Firewalls, proxy servers and authorisation A Firewall, according to the British Computing Society's 'A Glossary of Computing Terms', "is a computing program used in a large computing system to prevent external users (even if authorised) getting access to the rest of the system. Network users' access is restricted to a small part of the system and the firewall software prevents a user (including unauthorised users) accessing data or executing any programs in the rest of the system". When a user on a network wants to access data or applications held in a main server, it sends a request for the information. The request is intercepted by the firewall program sitting in a proxy server. A proxy server is simply a server that has been set up to control access to the main server. The firewall program will look at the request and the information about the user that is automatically attached to it. It then checks both that the user is valid and that they have the right to the information they are requesting. It is able to do this because it holds a database of all the users and their associated rights - it just needs to look up its database!

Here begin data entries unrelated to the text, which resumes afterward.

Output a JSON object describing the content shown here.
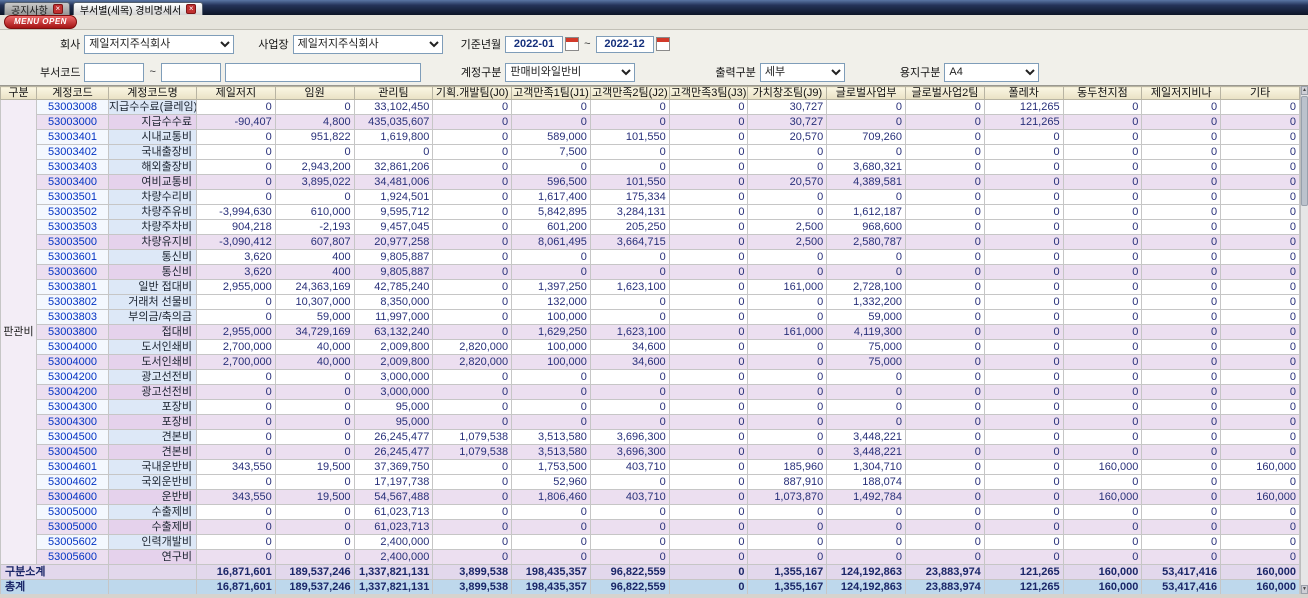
{
  "tabs": [
    {
      "label": "공지사항"
    },
    {
      "label": "부서별(세목) 경비명세서"
    }
  ],
  "menu_button": "MENU OPEN",
  "filters": {
    "company": {
      "label": "회사",
      "value": "제일저지주식회사"
    },
    "site": {
      "label": "사업장",
      "value": "제일저지주식회사"
    },
    "period": {
      "label": "기준년월",
      "from": "2022-01",
      "to": "2022-12",
      "separator": "~"
    },
    "dept_code": {
      "label": "부서코드",
      "from": "",
      "to": "",
      "separator": "~"
    },
    "account_type": {
      "label": "계정구분",
      "value": "판매비와일반비"
    },
    "output_type": {
      "label": "출력구분",
      "value": "세부"
    },
    "paper_type": {
      "label": "용지구분",
      "value": "A4"
    }
  },
  "colors": {
    "tab_close_red": "#c03030",
    "menu_button_red": "#a51414",
    "header_cream": "#efe8cd",
    "subtotal_pink": "#ecdff0",
    "grand_total_blue": "#bed8ec",
    "code_blue": "#0433c4",
    "value_navy": "#28307a"
  },
  "table": {
    "group_label": "판관비",
    "headers": [
      "구분",
      "계정코드",
      "계정코드명",
      "제일저지",
      "임원",
      "관리팀",
      "기획.개발팀(J0)",
      "고객만족1팀(J1)",
      "고객만족2팀(J2)",
      "고객만족3팀(J3)",
      "가치창조팀(J9)",
      "글로벌사업부",
      "글로벌사업2팀",
      "폴레차",
      "동두천지점",
      "제일저지비나",
      "기타"
    ],
    "rows": [
      {
        "code": "53003008",
        "name": "지급수수료(클레임)",
        "subtotal": false,
        "values": [
          "0",
          "0",
          "33,102,450",
          "0",
          "0",
          "0",
          "0",
          "30,727",
          "0",
          "0",
          "121,265",
          "0",
          "0",
          "0"
        ]
      },
      {
        "code": "53003000",
        "name": "지급수수료",
        "subtotal": true,
        "values": [
          "-90,407",
          "4,800",
          "435,035,607",
          "0",
          "0",
          "0",
          "0",
          "30,727",
          "0",
          "0",
          "121,265",
          "0",
          "0",
          "0"
        ]
      },
      {
        "code": "53003401",
        "name": "시내교통비",
        "subtotal": false,
        "values": [
          "0",
          "951,822",
          "1,619,800",
          "0",
          "589,000",
          "101,550",
          "0",
          "20,570",
          "709,260",
          "0",
          "0",
          "0",
          "0",
          "0"
        ]
      },
      {
        "code": "53003402",
        "name": "국내출장비",
        "subtotal": false,
        "values": [
          "0",
          "0",
          "0",
          "0",
          "7,500",
          "0",
          "0",
          "0",
          "0",
          "0",
          "0",
          "0",
          "0",
          "0"
        ]
      },
      {
        "code": "53003403",
        "name": "해외출장비",
        "subtotal": false,
        "values": [
          "0",
          "2,943,200",
          "32,861,206",
          "0",
          "0",
          "0",
          "0",
          "0",
          "3,680,321",
          "0",
          "0",
          "0",
          "0",
          "0"
        ]
      },
      {
        "code": "53003400",
        "name": "여비교통비",
        "subtotal": true,
        "values": [
          "0",
          "3,895,022",
          "34,481,006",
          "0",
          "596,500",
          "101,550",
          "0",
          "20,570",
          "4,389,581",
          "0",
          "0",
          "0",
          "0",
          "0"
        ]
      },
      {
        "code": "53003501",
        "name": "차량수리비",
        "subtotal": false,
        "values": [
          "0",
          "0",
          "1,924,501",
          "0",
          "1,617,400",
          "175,334",
          "0",
          "0",
          "0",
          "0",
          "0",
          "0",
          "0",
          "0"
        ]
      },
      {
        "code": "53003502",
        "name": "차량주유비",
        "subtotal": false,
        "values": [
          "-3,994,630",
          "610,000",
          "9,595,712",
          "0",
          "5,842,895",
          "3,284,131",
          "0",
          "0",
          "1,612,187",
          "0",
          "0",
          "0",
          "0",
          "0"
        ]
      },
      {
        "code": "53003503",
        "name": "차량주차비",
        "subtotal": false,
        "values": [
          "904,218",
          "-2,193",
          "9,457,045",
          "0",
          "601,200",
          "205,250",
          "0",
          "2,500",
          "968,600",
          "0",
          "0",
          "0",
          "0",
          "0"
        ]
      },
      {
        "code": "53003500",
        "name": "차량유지비",
        "subtotal": true,
        "values": [
          "-3,090,412",
          "607,807",
          "20,977,258",
          "0",
          "8,061,495",
          "3,664,715",
          "0",
          "2,500",
          "2,580,787",
          "0",
          "0",
          "0",
          "0",
          "0"
        ]
      },
      {
        "code": "53003601",
        "name": "통신비",
        "subtotal": false,
        "values": [
          "3,620",
          "400",
          "9,805,887",
          "0",
          "0",
          "0",
          "0",
          "0",
          "0",
          "0",
          "0",
          "0",
          "0",
          "0"
        ]
      },
      {
        "code": "53003600",
        "name": "통신비",
        "subtotal": true,
        "values": [
          "3,620",
          "400",
          "9,805,887",
          "0",
          "0",
          "0",
          "0",
          "0",
          "0",
          "0",
          "0",
          "0",
          "0",
          "0"
        ]
      },
      {
        "code": "53003801",
        "name": "일반 접대비",
        "subtotal": false,
        "values": [
          "2,955,000",
          "24,363,169",
          "42,785,240",
          "0",
          "1,397,250",
          "1,623,100",
          "0",
          "161,000",
          "2,728,100",
          "0",
          "0",
          "0",
          "0",
          "0"
        ]
      },
      {
        "code": "53003802",
        "name": "거래처 선물비",
        "subtotal": false,
        "values": [
          "0",
          "10,307,000",
          "8,350,000",
          "0",
          "132,000",
          "0",
          "0",
          "0",
          "1,332,200",
          "0",
          "0",
          "0",
          "0",
          "0"
        ]
      },
      {
        "code": "53003803",
        "name": "부의금/축의금",
        "subtotal": false,
        "values": [
          "0",
          "59,000",
          "11,997,000",
          "0",
          "100,000",
          "0",
          "0",
          "0",
          "59,000",
          "0",
          "0",
          "0",
          "0",
          "0"
        ]
      },
      {
        "code": "53003800",
        "name": "접대비",
        "subtotal": true,
        "values": [
          "2,955,000",
          "34,729,169",
          "63,132,240",
          "0",
          "1,629,250",
          "1,623,100",
          "0",
          "161,000",
          "4,119,300",
          "0",
          "0",
          "0",
          "0",
          "0"
        ]
      },
      {
        "code": "53004000",
        "name": "도서인쇄비",
        "subtotal": false,
        "values": [
          "2,700,000",
          "40,000",
          "2,009,800",
          "2,820,000",
          "100,000",
          "34,600",
          "0",
          "0",
          "75,000",
          "0",
          "0",
          "0",
          "0",
          "0"
        ]
      },
      {
        "code": "53004000",
        "name": "도서인쇄비",
        "subtotal": true,
        "values": [
          "2,700,000",
          "40,000",
          "2,009,800",
          "2,820,000",
          "100,000",
          "34,600",
          "0",
          "0",
          "75,000",
          "0",
          "0",
          "0",
          "0",
          "0"
        ]
      },
      {
        "code": "53004200",
        "name": "광고선전비",
        "subtotal": false,
        "values": [
          "0",
          "0",
          "3,000,000",
          "0",
          "0",
          "0",
          "0",
          "0",
          "0",
          "0",
          "0",
          "0",
          "0",
          "0"
        ]
      },
      {
        "code": "53004200",
        "name": "광고선전비",
        "subtotal": true,
        "values": [
          "0",
          "0",
          "3,000,000",
          "0",
          "0",
          "0",
          "0",
          "0",
          "0",
          "0",
          "0",
          "0",
          "0",
          "0"
        ]
      },
      {
        "code": "53004300",
        "name": "포장비",
        "subtotal": false,
        "values": [
          "0",
          "0",
          "95,000",
          "0",
          "0",
          "0",
          "0",
          "0",
          "0",
          "0",
          "0",
          "0",
          "0",
          "0"
        ]
      },
      {
        "code": "53004300",
        "name": "포장비",
        "subtotal": true,
        "values": [
          "0",
          "0",
          "95,000",
          "0",
          "0",
          "0",
          "0",
          "0",
          "0",
          "0",
          "0",
          "0",
          "0",
          "0"
        ]
      },
      {
        "code": "53004500",
        "name": "견본비",
        "subtotal": false,
        "values": [
          "0",
          "0",
          "26,245,477",
          "1,079,538",
          "3,513,580",
          "3,696,300",
          "0",
          "0",
          "3,448,221",
          "0",
          "0",
          "0",
          "0",
          "0"
        ]
      },
      {
        "code": "53004500",
        "name": "견본비",
        "subtotal": true,
        "values": [
          "0",
          "0",
          "26,245,477",
          "1,079,538",
          "3,513,580",
          "3,696,300",
          "0",
          "0",
          "3,448,221",
          "0",
          "0",
          "0",
          "0",
          "0"
        ]
      },
      {
        "code": "53004601",
        "name": "국내운반비",
        "subtotal": false,
        "values": [
          "343,550",
          "19,500",
          "37,369,750",
          "0",
          "1,753,500",
          "403,710",
          "0",
          "185,960",
          "1,304,710",
          "0",
          "0",
          "160,000",
          "0",
          "160,000"
        ]
      },
      {
        "code": "53004602",
        "name": "국외운반비",
        "subtotal": false,
        "values": [
          "0",
          "0",
          "17,197,738",
          "0",
          "52,960",
          "0",
          "0",
          "887,910",
          "188,074",
          "0",
          "0",
          "0",
          "0",
          "0"
        ]
      },
      {
        "code": "53004600",
        "name": "운반비",
        "subtotal": true,
        "values": [
          "343,550",
          "19,500",
          "54,567,488",
          "0",
          "1,806,460",
          "403,710",
          "0",
          "1,073,870",
          "1,492,784",
          "0",
          "0",
          "160,000",
          "0",
          "160,000"
        ]
      },
      {
        "code": "53005000",
        "name": "수출제비",
        "subtotal": false,
        "values": [
          "0",
          "0",
          "61,023,713",
          "0",
          "0",
          "0",
          "0",
          "0",
          "0",
          "0",
          "0",
          "0",
          "0",
          "0"
        ]
      },
      {
        "code": "53005000",
        "name": "수출제비",
        "subtotal": true,
        "values": [
          "0",
          "0",
          "61,023,713",
          "0",
          "0",
          "0",
          "0",
          "0",
          "0",
          "0",
          "0",
          "0",
          "0",
          "0"
        ]
      },
      {
        "code": "53005602",
        "name": "인력개발비",
        "subtotal": false,
        "values": [
          "0",
          "0",
          "2,400,000",
          "0",
          "0",
          "0",
          "0",
          "0",
          "0",
          "0",
          "0",
          "0",
          "0",
          "0"
        ]
      },
      {
        "code": "53005600",
        "name": "연구비",
        "subtotal": true,
        "values": [
          "0",
          "0",
          "2,400,000",
          "0",
          "0",
          "0",
          "0",
          "0",
          "0",
          "0",
          "0",
          "0",
          "0",
          "0"
        ]
      }
    ],
    "footer": [
      {
        "label": "구분소계",
        "values": [
          "16,871,601",
          "189,537,246",
          "1,337,821,131",
          "3,899,538",
          "198,435,357",
          "96,822,559",
          "0",
          "1,355,167",
          "124,192,863",
          "23,883,974",
          "121,265",
          "160,000",
          "53,417,416",
          "160,000"
        ]
      },
      {
        "label": "총계",
        "values": [
          "16,871,601",
          "189,537,246",
          "1,337,821,131",
          "3,899,538",
          "198,435,357",
          "96,822,559",
          "0",
          "1,355,167",
          "124,192,863",
          "23,883,974",
          "121,265",
          "160,000",
          "53,417,416",
          "160,000"
        ]
      }
    ]
  }
}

If the request is valid, then the firewall will send a message to a proxy server to retrieve the requested data. The proxy server will then access the data from the main server and pass it out through the firewall to the user. The user cannot access the main server directly but must go through the firewall and proxy server.

Encryption As a last line of defence, sensitive data should be encrypted. Encryption is a technique that takes data and scrambles it so that it doesn't make any sense until you decrypt the message. Users may want to encrypt data for various reasons. For example, data may be encrypted as part of a company's procedures to comply with the Data Protection Act (to keep data secure). It may be that sensitive emails are being sent, for example holding medical, financial, national security or legal information. Remember, emails are sent across the Internet using packet switching. There are programs that hackers can use to 'grab' packets on a network. Since email is simple text, it would be easy to read a packet. It is also possible that you could send information to the wrong address or that messages end up in the wrong place by accident.